Error - "Flow Not At Task" while running a flow.
Users are having a flow with two assignments. The second assignment is configured with a SLA and is always processed by system using resume flow. While running the flow, they encounter an error - "Flow not at Task". The case also gets stuck at the second assignment.
"Flow not at Task"
Steps to Reproduce
This error is very intermittent 3 to 5 times per day and only in Production. Internal replication hasn't been possible.
1. Flow has 2 assignments, in the 2nd assignment we configured SLA.
2. 2nd assignment(routed to workbasket) is always processed by system using resume flow.
3. Sometimes we are getting “Flow not at Task” issue & case getting stocked at second assignment which is to a workbaset.
The root cause was established by adding additional logging for the deferred list using a PRPC Trigger to execute a logging activity immediately when a Commit method occurs and the previous method for the instance was Obj-Save (Committed Save in the form). The Trigger activity logged the details of the DB deferred operations list to the PegaRULES log file in order to gain a better understanding of what is being saved.
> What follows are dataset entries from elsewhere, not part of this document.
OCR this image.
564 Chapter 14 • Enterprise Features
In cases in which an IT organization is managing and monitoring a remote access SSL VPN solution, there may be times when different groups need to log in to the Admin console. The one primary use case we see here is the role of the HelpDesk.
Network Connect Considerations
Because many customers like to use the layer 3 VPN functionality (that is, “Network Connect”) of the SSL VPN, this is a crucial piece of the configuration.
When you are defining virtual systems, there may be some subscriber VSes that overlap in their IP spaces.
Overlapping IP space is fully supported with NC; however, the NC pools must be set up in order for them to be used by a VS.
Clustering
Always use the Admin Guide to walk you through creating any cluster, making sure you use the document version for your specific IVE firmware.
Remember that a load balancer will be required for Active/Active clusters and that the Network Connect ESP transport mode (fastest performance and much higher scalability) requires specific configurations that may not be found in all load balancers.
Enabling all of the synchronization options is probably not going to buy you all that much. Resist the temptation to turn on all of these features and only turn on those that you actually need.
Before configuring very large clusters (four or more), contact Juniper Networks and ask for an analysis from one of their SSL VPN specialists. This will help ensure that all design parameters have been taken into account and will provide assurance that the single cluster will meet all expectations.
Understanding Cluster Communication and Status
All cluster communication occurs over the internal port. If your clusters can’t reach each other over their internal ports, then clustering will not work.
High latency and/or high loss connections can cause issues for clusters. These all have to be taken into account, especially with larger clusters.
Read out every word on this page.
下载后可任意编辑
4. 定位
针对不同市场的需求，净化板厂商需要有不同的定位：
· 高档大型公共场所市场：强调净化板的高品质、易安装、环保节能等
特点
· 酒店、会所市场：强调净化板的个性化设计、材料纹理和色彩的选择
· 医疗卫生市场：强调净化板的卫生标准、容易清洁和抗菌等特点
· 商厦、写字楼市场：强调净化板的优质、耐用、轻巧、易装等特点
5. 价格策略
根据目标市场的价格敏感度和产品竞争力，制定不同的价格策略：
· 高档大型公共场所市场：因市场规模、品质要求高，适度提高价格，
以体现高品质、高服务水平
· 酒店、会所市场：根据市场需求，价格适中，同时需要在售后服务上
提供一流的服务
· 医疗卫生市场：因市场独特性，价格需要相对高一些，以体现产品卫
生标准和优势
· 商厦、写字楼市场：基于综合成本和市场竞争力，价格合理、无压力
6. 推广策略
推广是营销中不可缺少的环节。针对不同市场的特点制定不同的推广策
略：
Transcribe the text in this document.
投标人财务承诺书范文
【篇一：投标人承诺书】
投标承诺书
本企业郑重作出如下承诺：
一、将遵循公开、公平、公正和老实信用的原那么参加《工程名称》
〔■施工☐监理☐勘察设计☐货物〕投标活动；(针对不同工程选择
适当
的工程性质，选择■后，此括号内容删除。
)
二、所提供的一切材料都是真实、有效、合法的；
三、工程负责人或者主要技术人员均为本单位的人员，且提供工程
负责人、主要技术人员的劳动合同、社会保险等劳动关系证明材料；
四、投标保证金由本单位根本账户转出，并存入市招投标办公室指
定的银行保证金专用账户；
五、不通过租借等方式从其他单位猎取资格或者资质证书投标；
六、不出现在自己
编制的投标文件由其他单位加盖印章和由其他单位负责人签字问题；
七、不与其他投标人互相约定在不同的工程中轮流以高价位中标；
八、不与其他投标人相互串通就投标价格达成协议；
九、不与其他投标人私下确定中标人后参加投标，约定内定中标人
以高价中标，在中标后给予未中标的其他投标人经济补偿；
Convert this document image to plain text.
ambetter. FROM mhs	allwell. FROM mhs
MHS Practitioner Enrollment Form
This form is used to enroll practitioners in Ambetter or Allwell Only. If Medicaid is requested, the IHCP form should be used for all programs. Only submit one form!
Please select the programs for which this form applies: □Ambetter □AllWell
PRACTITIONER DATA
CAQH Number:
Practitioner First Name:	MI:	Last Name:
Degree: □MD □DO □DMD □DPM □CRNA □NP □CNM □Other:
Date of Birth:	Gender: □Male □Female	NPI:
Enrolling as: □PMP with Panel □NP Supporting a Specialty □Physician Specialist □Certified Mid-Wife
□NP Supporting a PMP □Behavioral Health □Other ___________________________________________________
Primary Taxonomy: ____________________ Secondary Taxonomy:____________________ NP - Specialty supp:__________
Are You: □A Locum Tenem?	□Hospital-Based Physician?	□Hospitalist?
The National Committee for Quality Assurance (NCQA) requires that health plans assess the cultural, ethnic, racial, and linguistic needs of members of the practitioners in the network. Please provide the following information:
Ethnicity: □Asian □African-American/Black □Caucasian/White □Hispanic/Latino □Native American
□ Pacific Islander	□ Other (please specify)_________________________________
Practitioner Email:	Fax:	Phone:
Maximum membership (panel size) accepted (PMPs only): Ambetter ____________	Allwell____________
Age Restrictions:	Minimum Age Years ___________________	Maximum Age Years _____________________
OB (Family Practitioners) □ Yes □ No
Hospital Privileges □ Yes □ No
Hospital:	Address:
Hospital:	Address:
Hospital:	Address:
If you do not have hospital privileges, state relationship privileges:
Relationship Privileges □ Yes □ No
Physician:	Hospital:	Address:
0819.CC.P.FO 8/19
The logs produced when the issue occured confirmed the incorrect save as shown in the example extract below:
2015-02-02 13:19:41,422 [ WebContainer : 32] [1_WorkTab0] [ xxxx:xx.xx.xx] (xxxxxx) INFO xxxxxxxxx|xx.xxx.xxx.xx [email protected] *** Save of YYYYYY AAA-11111 with update timestamp 20150202T131941.188 GMT on page named pyWorkPage
2015-02-02 13:19:41,422 [ WebContainer : 32] [1_WorkTab0] [ xxxx:xx.xx.xx] (xxxxxx) INFO xxxxxxxxx|xx.xxx.xxx.xx [email protected] *** Save of YYYYYY AAA-11111 with update timestamp 20150202T094421.070 GMT on page named [NOTHING]
As we can see above, the save order of the case AAA-11111 (redacted) has been duplicated. At the same execution time (2015-02-02 13:19:41,422), a second order appears on the Deferred List. But this second entry, which will override the previous one, is incorrect. The update timestamp is an earlier one (20150202T094421.070 GMT which is before the expected 20150202T131941.188 GMT) and the associated page is empty.
This is the root cause of the problem encountered, an unexpected and incorrect duplication of the data on the deferred list for save being saved and committed to the database.
The issue was resolved via the application of PRPC hot fix HFix-8658 for PRPC 6.2 SP1.
The hot fix provided updated versions of the following engine class files:
The changes made within these class files result in the following behaviour:
Upon activation (the term describing re-activation of a passified requestor), check the deferred list to ensure that there really is one and only one unique pzInsKey present in the list of deferred pages (many pages, each with a unique pzInsKey).
If that is not the case:
1. Report the facts that a mismatch has been encountered.
2. Retain the first encountered page and drop the rest.
This change corrected the problem behaviour observed and recorded in the diagnostic logging undertaken where it was established that two entries were present on the deferred page.